Volume 9, Number 3, June 2018, pages 144-152

Red Cell Distribution Width and Mortality in Patients With Acute Coronary Syndrome: A Meta-Analysis on Prognosis

The red cell distribution width (RDW), a routinely reported parameter in the complete blood count of most laboratories, is a numerical measure of the variability in size of circulating erythrocytes [1]. A higher RDW value indicates greater variation in size, and is the objective equivalent of anisocytosis noted in peripheral blood smears [2]. It has found utility in the work-up for the differential diagnoses of microcytic anemia [3-4].

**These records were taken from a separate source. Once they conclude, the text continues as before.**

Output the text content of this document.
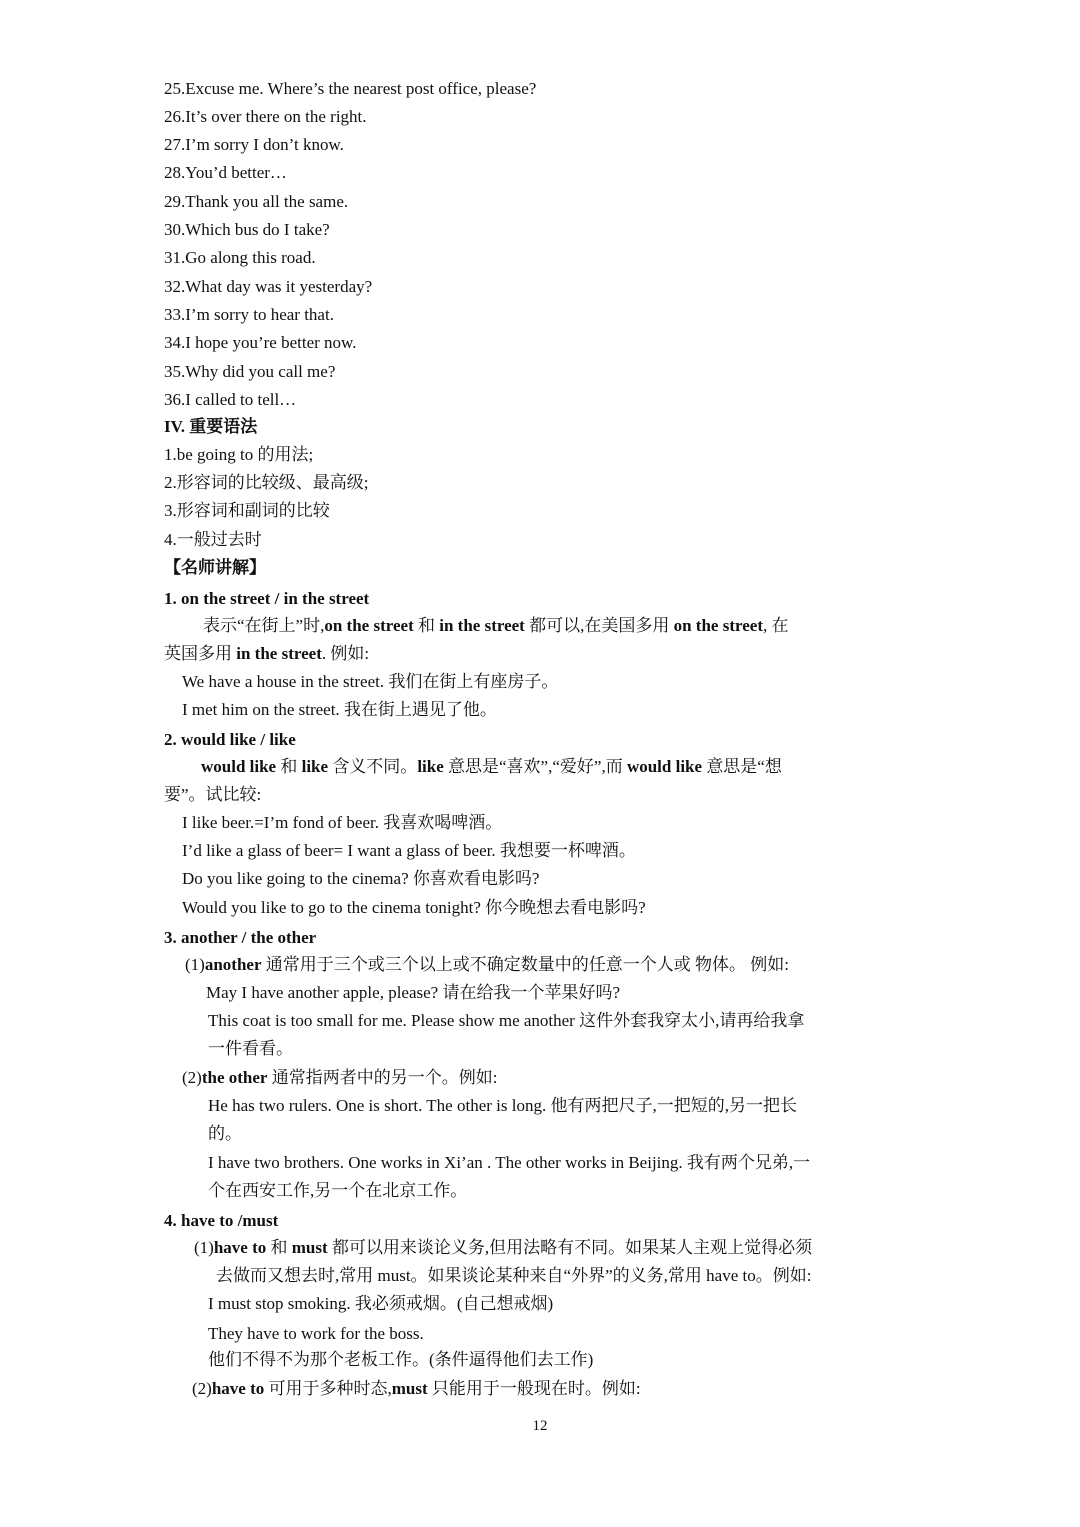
25.Excuse me. Where’s the nearest post office, please?
26.It’s over there on the right.
27.I’m sorry I don’t know.
28.You’d better…
29.Thank you all the same.
30.Which bus do I take?
31.Go along this road.
32.What day was it yesterday?
33.I’m sorry to hear that.
34.I hope you’re better now.
35.Why did you call me?
36.I called to tell…
IV. 重要语法
1.be going to 的用法;
2.形容词的比较级、最高级;
3.形容词和副词的比较
4.一般过去时
【名师讲解】
1. on the street / in the street
表示“在街上”时,on the street 和 in the street 都可以,在美国多用 on the street, 在
英国多用 in the street. 例如:
We have a house in the street. 我们在街上有座房子。
I met him on the street. 我在街上遇见了他。
2. would like / like
would like 和 like 含义不同。like 意思是“喜欢”,“爱好”,而 would like 意思是“想
要”。试比较:
I like beer.=I’m fond of beer. 我喜欢喝啤酒。
I’d like a glass of beer= I want a glass of beer. 我想要一杯啤酒。
Do you like going to the cinema? 你喜欢看电影吗?
Would you like to go to the cinema tonight? 你今晚想去看电影吗?
3. another / the other
(1)another 通常用于三个或三个以上或不确定数量中的任意一个人或 物体。 例如:
May I have another apple, please? 请在给我一个苹果好吗?
This coat is too small for me. Please show me another 这件外套我穿太小,请再给我拿
一件看看。
(2)the other 通常指两者中的另一个。例如:
He has two rulers. One is short. The other is long. 他有两把尺子,一把短的,另一把长
的。
I have two brothers. One works in Xi’an . The other works in Beijing. 我有两个兄弟,一
个在西安工作,另一个在北京工作。
4. have to /must
(1)have to 和 must 都可以用来谈论义务,但用法略有不同。如果某人主观上觉得必须
去做而又想去时,常用 must。如果谈论某种来自“外界”的义务,常用 have to。例如:
I must stop smoking. 我必须戒烟。(自己想戒烟)
They have to work for the boss.
他们不得不为那个老板工作。(条件逼得他们去工作)
(2)have to 可用于多种时态,must 只能用于一般现在时。例如:
12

The past decade has seen a rise in studies focusing on the use of RDW as a novel marker of prognosis and severity of several cardiovascular diseases. For example, Isik et al [5] demonstrated that a high RDW was an independent predictor not only of angiographically documented coronary artery disease (CAD), but also of more complex coronary artery lesions, as reflected by higher SYNTAX (Synergy between PCI with Taxus and Cardiac Surgery) scores. Research examining other diseases attributed to atherosclerosis, such as ischemic stroke and peripheral arterial disease (PAD), yielded similar findings. Jia et al [6] showed that elevated RDW was significantly and independently associated with carotid intimal medial thickness (IMT, a surrogate measure of progression of carotid atherosclerosis), and this was correlated clinically in a study by Kim et al [7], where they found that RDW was also associated with poor functional outcome and all-cause mortality at 3 months post-ictus. For patients with PAD, RDW was seen to increase gradually across Fontaine classification stages in a paper by Demirtas et al [8], while Ye et al [9] noted that a 1% incremental increase in RDW was associated with a 10% greater risk of all-cause mortality.

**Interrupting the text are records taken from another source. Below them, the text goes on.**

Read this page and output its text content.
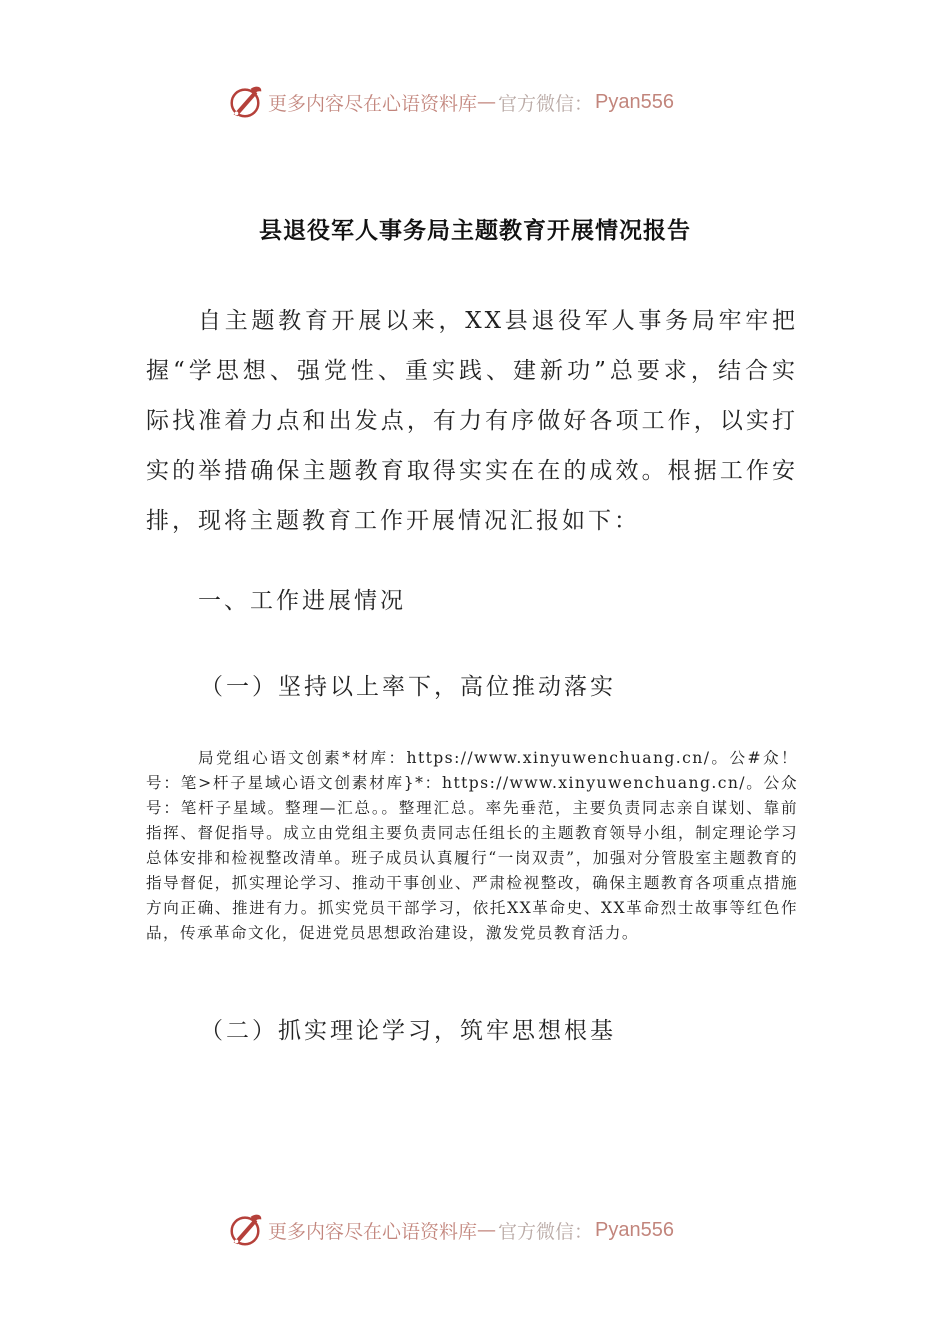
更多内容尽在心语资料库 — 官方微信： Pyan556
县退役军人事务局主题教育开展情况报告

自主题教育开展以来，XX县退役军人事务局牢牢把握“学思想、强党性、重实践、建新功”总要求，结合实际找准着力点和出发点，有力有序做好各项工作，以实打实的举措确保主题教育取得实实在在的成效。根据工作安排，现将主题教育工作开展情况汇报如下：

一、工作进展情况
（一）坚持以上率下，高位推动落实

局党组心语文创素*材库：https://www.xinyuwenchuang.cn/。公#众！号：笔>杆子星域心语文创素材库}*：https://www.xinyuwenchuang.cn/。公众号：笔杆子星域。整理—汇总。。整理汇总。率先垂范，主要负责同志亲自谋划、靠前指挥、督促指导。成立由党组主要负责同志任组长的主题教育领导小组，制定理论学习总体安排和检视整改清单。班子成员认真履行“一岗双责”，加强对分管股室主题教育的指导督促，抓实理论学习、推动干事创业、严肃检视整改，确保主题教育各项重点措施方向正确、推进有力。抓实党员干部学习，依托XX革命史、XX革命烈士故事等红色作品，传承革命文化，促进党员思想政治建设，激发党员教育活力。

（二）抓实理论学习，筑牢思想根基
更多内容尽在心语资料库 — 官方微信： Pyan556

In terms of atrial fibrillation (AF), RDW was observed to be an independent predictor for the development of nonvalvular AF [10]. It also had predictive value for post-operative AF in patients undergoing elective on-pump cardiac surgeries [11, 12], as well as the risk for both all-cause mortality and major adverse cardiovascular events (MACEs) in patients already with AF at baseline [13]. Beginning with Felker’s landmark study [14], there have been an extensive number of studies published regarding the significance of RDW in heart failure (HF) patients, and a meta-analysis by Huang et al [15] concluded that increased RDW, whether at baseline or upon discharge, was associated with poor HF prognosis.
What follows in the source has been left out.